Scientists have successfully constructed a digital camera that can be flexed to focus an image, allowing its use with simple single-element lenses. Researchers from Northwestern University and the University of Illinois created a 16 x 16 pixel array on an elastomeric backing that can be distorted to correctly focus the image from a simple lens. In a paper to be published in the Proceedings of the National Academy of Sciences (PNAS), they combine this with a single-element, tunable lens to provide a camera with very simple optics capable of zooming. The technology could eventually provide 'studio quality' images from cellphone cameras, one of the lead researchers says.

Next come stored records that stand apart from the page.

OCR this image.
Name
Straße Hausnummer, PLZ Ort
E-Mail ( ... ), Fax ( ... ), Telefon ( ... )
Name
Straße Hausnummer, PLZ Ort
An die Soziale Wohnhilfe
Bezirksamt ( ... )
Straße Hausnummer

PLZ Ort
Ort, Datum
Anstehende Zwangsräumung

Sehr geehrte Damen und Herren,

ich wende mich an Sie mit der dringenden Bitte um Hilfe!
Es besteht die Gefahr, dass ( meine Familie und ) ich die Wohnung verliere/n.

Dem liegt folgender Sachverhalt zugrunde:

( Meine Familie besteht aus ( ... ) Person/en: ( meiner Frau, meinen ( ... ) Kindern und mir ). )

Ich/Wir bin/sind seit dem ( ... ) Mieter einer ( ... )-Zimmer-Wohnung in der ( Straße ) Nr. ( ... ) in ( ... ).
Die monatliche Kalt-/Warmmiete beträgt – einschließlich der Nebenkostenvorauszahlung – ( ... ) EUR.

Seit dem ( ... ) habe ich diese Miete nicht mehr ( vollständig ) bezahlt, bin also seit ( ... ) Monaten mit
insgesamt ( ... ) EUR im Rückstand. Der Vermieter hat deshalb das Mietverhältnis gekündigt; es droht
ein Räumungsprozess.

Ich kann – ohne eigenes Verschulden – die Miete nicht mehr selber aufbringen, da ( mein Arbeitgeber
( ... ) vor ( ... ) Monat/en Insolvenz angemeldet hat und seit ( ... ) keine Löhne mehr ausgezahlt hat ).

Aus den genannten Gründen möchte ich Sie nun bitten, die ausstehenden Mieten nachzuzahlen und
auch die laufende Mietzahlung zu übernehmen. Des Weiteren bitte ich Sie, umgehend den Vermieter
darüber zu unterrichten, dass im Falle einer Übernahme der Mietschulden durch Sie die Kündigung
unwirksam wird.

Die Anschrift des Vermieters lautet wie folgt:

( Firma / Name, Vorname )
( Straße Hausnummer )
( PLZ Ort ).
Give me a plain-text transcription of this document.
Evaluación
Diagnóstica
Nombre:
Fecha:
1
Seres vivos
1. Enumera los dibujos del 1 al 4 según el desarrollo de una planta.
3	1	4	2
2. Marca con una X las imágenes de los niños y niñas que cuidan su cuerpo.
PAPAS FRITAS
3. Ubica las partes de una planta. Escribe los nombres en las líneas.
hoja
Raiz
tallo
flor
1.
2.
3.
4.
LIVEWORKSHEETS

At present, lens construction and design is greatly complicated by the need to project a flat image surface onto the usually flat surface of a sensor - simple, single-element lenses project non-flat image surfaces (so-called Petzval surfaces). With this latest work, the scientists have successfully shown the ability to adjust their sensor surface to match the curvature of the image surface being projected by an equally adjustable, fluid-filled lens.

In its paper, the team, led by Professor Yonggang Huang of Northwestern University, Illinois and Professor John Rogers, of University of Illinois at Urbana–Champaign, say: 'This type of technology could be useful for night-vision surveillance, endoscopic imaging, and other areas that require compact cameras with simple zoom optics and wide-angle fields of view.'

 The team's camera is made up of a 16 x 16 pixel CMOS sensor constructed on an elastomeric surface that can be controllably distorted by sucking liquid out of the reservoir underneath it. In its paper, the team combined this with a simple, single-element lens constructed from a clear elastic membrane over a water chamber.

Pumping water into this chamber changes the shape of the lens and hence its magnification, and the sensor surface can then be adjusted to match the shape of the image surface it projects. (images courtesy of J. Rogers, Univ.of Illinois)

Rogers expanded on this when approached by 'Night vision and endoscopy are probably just the most promising initial applications, due to their requirements and cost structures. A successful development of the technology could, however, allow it to be used in any type of camera.  We have in mind, for example, the use of this technology to achieve ‘studio quality’ imaging in small, cellphone cameras.'

Although not without challenges, he is confident the technology could be applied to commercial devices: 'We feel that the fabrication techniques are scalable, because they build on conventional silicon detector designs.  A substantial amount of engineering effort is needed, however, to take the devices that we have now (few hundred pixels) and scale them into something more commercially relevant (few million pixels).'

He says any such devices are 'a few years out,' but there already is a company (MC10) looking to license and commercialize the technology.

The paper 'Dynamically tunable hemispherical electronic eye camera system with adjustable zoom capability' will be published in PNAS on January 17th.